The Sochi winter games will soon open and whether by choice or sheer over powering much of the world’s attention will be directed to Russia. Although the opening ceremony and most of the athletic events will be carefully choreographed to display pageantry and the triumph of internationalism over politics, it is worth considering what the games are likely to cost us.

The formal price of Sochi has now been estimated at $50 billion. A figure far in excess of anyone’s imagination at that time that the Olympic Committee awarded the games to Russia. In theory the money has gone into transforming a relatively quaint resort into an international sports mecca. In practice most of the money, like much Russian wealth before it, has gone to line the pockets of oligarchs. Still, if the theft of Russian resources were the only cost of these games one could perhaps overlook it. Unfortunately, the games are likely to be costly in at least three more dimensions.

The first is in the integrity of the games themselves. Parading at Sochi requires deception on many levels; in pretending that shoddy infrastructure is first rate, in pretending that the imposition of a police state mentality is routine security, in pretending that the personal pursuit of an authoritarian ruler of a dying country represents the collective celebration of a rising nation, and perhaps most of all in pretending that the Olympic games themselves bear no responsibility for the tremendous financial waste and political repression that have accompanied them.

The second area of cost is likely to be the personal security of the athletes and spectators at the games. By voluntarily deciding to award the games to  Russia, the Olympic Committee inserted itself into a political climate built on repression and violence. It is virtually certain that groups will try to disrupt the games with violence. It is very possible that they will succeed.
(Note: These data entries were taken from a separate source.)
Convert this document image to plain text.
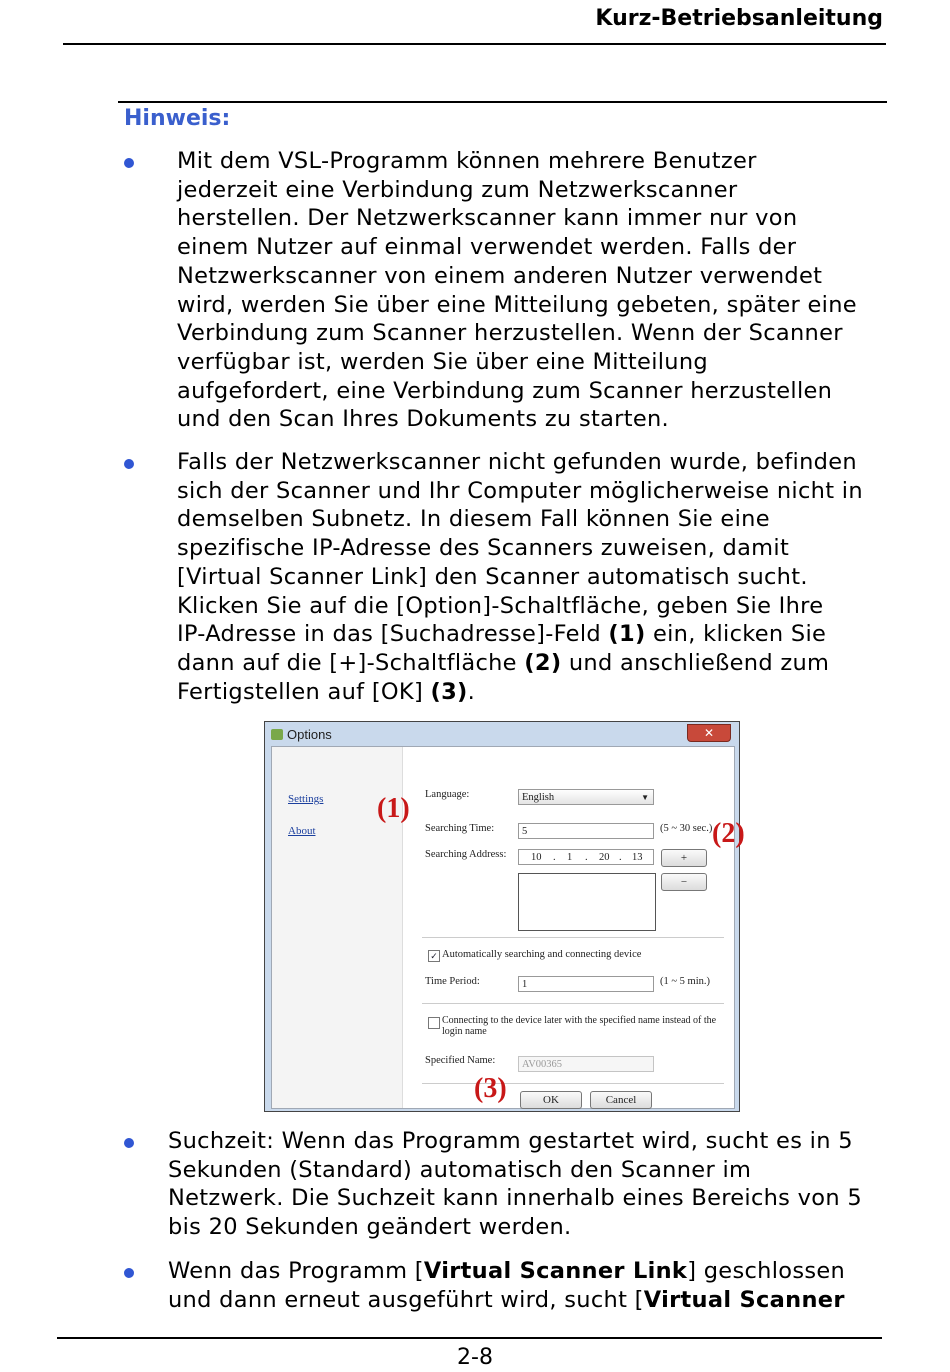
Kurz-Betriebsanleitung
Hinweis:
Mit dem VSL-Programm können mehrere Benutzer
jederzeit eine Verbindung zum Netzwerkscanner
herstellen. Der Netzwerkscanner kann immer nur von
einem Nutzer auf einmal verwendet werden. Falls der
Netzwerkscanner von einem anderen Nutzer verwendet
wird, werden Sie über eine Mitteilung gebeten, später eine
Verbindung zum Scanner herzustellen. Wenn der Scanner
verfügbar ist, werden Sie über eine Mitteilung
aufgefordert, eine Verbindung zum Scanner herzustellen
und den Scan Ihres Dokuments zu starten.
Falls der Netzwerkscanner nicht gefunden wurde, befinden
sich der Scanner und Ihr Computer möglicherweise nicht in
demselben Subnetz. In diesem Fall können Sie eine
spezifische IP-Adresse des Scanners zuweisen, damit
[Virtual Scanner Link] den Scanner automatisch sucht.
Klicken Sie auf die [Option]-Schaltfläche, geben Sie Ihre
IP-Adresse in das [Suchadresse]-Feld (1) ein, klicken Sie
dann auf die [+]-Schaltfläche (2) und anschließend zum
Fertigstellen auf [OK] (3).
Options	✕
Settings
About
Language:	English	▼
Searching Time:	5	(5 ~ 30 sec.)
Searching Address: 10 . 1 . 20 . 13	+
−
✓ Automatically searching and connecting device
Time Period:	1	(1 ~ 5 min.)
Connecting to the device later with the specified name instead of the
login name
Specified Name:	AV00365
OK	Cancel
(1)
(2)
(3)
Suchzeit: Wenn das Programm gestartet wird, sucht es in 5
Sekunden (Standard) automatisch den Scanner im
Netzwerk. Die Suchzeit kann innerhalb eines Bereichs von 5
bis 20 Sekunden geändert werden.
Wenn das Programm [Virtual Scanner Link] geschlossen
und dann erneut ausgeführt wird, sucht [Virtual Scanner
2-8
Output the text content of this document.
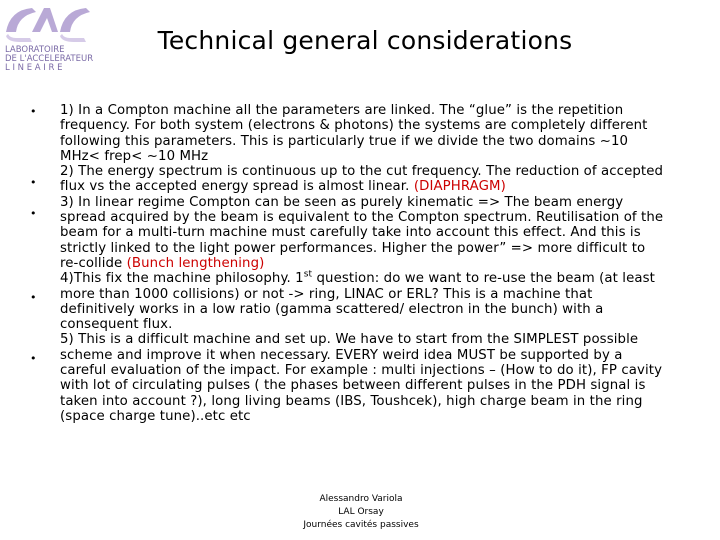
LABORATOIRE
DE L'ACCELERATEUR
L I N E A I R E
Technical general considerations
•
•
•
•
•

1) In a Compton machine all the parameters are linked. The “glue” is the repetition frequency. For both system (electrons & photons) the systems are completely different following this parameters. This is particularly true if we divide the two domains ~10 MHz< frep< ~10 MHz

2) The energy spectrum is continuous up to the cut frequency. The reduction of accepted flux vs the accepted energy spread is almost linear. (DIAPHRAGM)

3) In linear regime Compton can be seen as purely kinematic => The beam energy spread acquired by the beam is equivalent to the Compton spectrum. Reutilisation of the beam for a multi-turn machine must carefully take into account this effect. And this is strictly linked to the light power performances. Higher the power” => more difficult to re-collide (Bunch lengthening)

4)This fix the machine philosophy. 1st question: do we want to re-use the beam (at least more than 1000 collisions) or not -> ring, LINAC or ERL? This is a machine that definitively works in a low ratio (gamma scattered/ electron in the bunch) with a consequent flux.

5) This is a difficult machine and set up. We have to start from the SIMPLEST possible scheme and improve it when necessary. EVERY weird idea MUST be supported by a careful evaluation of the impact. For example : multi injections – (How to do it), FP cavity with lot of circulating pulses ( the phases between different pulses in the PDH signal is taken into account ?), long living beams (IBS, Toushcek), high charge beam in the ring (space charge tune)..etc etc

Alessandro Variola
LAL Orsay
Journées cavités passives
Security can move the barrier surrounding the games far from the arenas where they actually occur but only at a cost to the games themselves. Moreover, it cannot erase it completely. An attack at the barrier is an attack on the games and an attack on the games will affect them profoundly even if it does not disrupt the schedule.

Finally, the integrity of the events themselves is likely to suffer. This is Russia after all. Every Olympics has had its share of judging controversies but the Moscow games perhaps set the pace. The nature of hosting, especially in Russia means that the events are not totally under the control of the Olympic Committee. Having done so poorly in the last games and spent so much on Sochi, Putin’s government is unlikely to lose gracefully.

The lesson is that international sports bodies cannot be excused from taking responsibility for the decisions they make. There is an obligation to the athletes and fans to chose venues that are adequate and safe. But there is also an obligation to refrain from lending the credibility of major sports events to corrupt and incompetent governments whether they be in Russia, Bahrain, or Brazil. If these bodies want politics to stop while the games go on, they will have to wait until the poor are no longer hungry and the dissidents are no longer in jail.